Мои воспоминания. Под властью трех царей - Елизавета Алексеевна Нарышкина
Шрифт:
Интервал:
Закладка:
Тут Елизавета Алексеевна остановилась, вероятно, подумав, что ее слушатель сможет принять последние слова на свой счет. Но он, немного помолчав, спросил только, о какой второй навязчивой идее она недоговорила.
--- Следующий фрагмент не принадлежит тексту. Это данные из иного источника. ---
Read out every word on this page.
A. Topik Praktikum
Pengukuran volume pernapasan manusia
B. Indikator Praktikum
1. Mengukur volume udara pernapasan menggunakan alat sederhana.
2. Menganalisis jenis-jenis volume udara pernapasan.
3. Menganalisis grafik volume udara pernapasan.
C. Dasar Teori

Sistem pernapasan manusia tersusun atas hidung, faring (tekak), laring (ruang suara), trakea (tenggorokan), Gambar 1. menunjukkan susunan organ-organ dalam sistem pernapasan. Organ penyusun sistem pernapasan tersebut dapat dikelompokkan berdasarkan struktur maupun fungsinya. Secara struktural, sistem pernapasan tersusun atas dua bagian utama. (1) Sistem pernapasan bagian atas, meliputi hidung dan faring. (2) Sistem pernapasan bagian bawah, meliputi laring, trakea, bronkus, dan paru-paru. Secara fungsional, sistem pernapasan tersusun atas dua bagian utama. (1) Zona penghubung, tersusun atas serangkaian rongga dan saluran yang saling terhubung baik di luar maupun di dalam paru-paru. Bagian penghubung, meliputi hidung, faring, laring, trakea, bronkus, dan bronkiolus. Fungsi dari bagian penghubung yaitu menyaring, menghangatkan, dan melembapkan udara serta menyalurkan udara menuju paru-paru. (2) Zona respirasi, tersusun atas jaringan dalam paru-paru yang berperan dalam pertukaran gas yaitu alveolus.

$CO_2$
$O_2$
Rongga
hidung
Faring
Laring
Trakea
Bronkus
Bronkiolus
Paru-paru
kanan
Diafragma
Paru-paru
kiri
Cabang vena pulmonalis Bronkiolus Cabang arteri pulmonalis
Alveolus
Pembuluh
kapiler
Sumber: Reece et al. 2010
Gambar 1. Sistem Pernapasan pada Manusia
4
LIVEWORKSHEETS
— Да, может быть, это не совсем еще ясно. Если первая идея касалась государя, то вторая относилась к ее сыну, цесаревичу Алексею. Этой весной ей иногда казалось, что не все кончено для Алексея, что ему, Божьим произволением и согласно предсказанию известного лица, еще предстоит счастливое царствование и великая слава. Надо знать, что жизнь в Александровском дворце текла довольно спокойно, своим чередом. По вечерам кто-нибудь читал вслух Чехова. Девочки очень смеялись над „Свадьбой с генералом“, а я думала, что в этих рассказах уже чувствуется революция: разночинцы начали захватывать места культурных людей на руководящих постах. Уже давно все стало разлагаться, и сама церковь ничего не могла поделать. Государыня считала, что Господь Бог предназначил ее, а также ее сестру, смиренную монахиню Елизавету Федоровну, послужить для спасения России и даже, может быть, для всего христианского мира. Высшая евангельская правда открылась для обеих сестер в православии, а не в лютеранстве, в котором они родились и были воспитаны. И может быть, через них свет православия проникнет в Англию, Америку и даже в Азию. Об этом нашептывал не Григорий, а кто-то другой, может быть, доктор Бадмаев. В тибетских монастырях будто бы об этом знают и ждут. Это произойдет в следующем поколении. Никакое отречение помешать не может, все в руках Божиих. В молитве — не в спиритизме — Александра Федоровна общалась с душой Григория, принявшего за них мученическую смерть, и тогда ей казалось, что она получает поддержку и „покров угрюмой нощи“ временами исчезает. И что Григорий, как и прежде, не оставляет своими попечениями наследника, который без той защиты не смог бы прожить ни одного дня.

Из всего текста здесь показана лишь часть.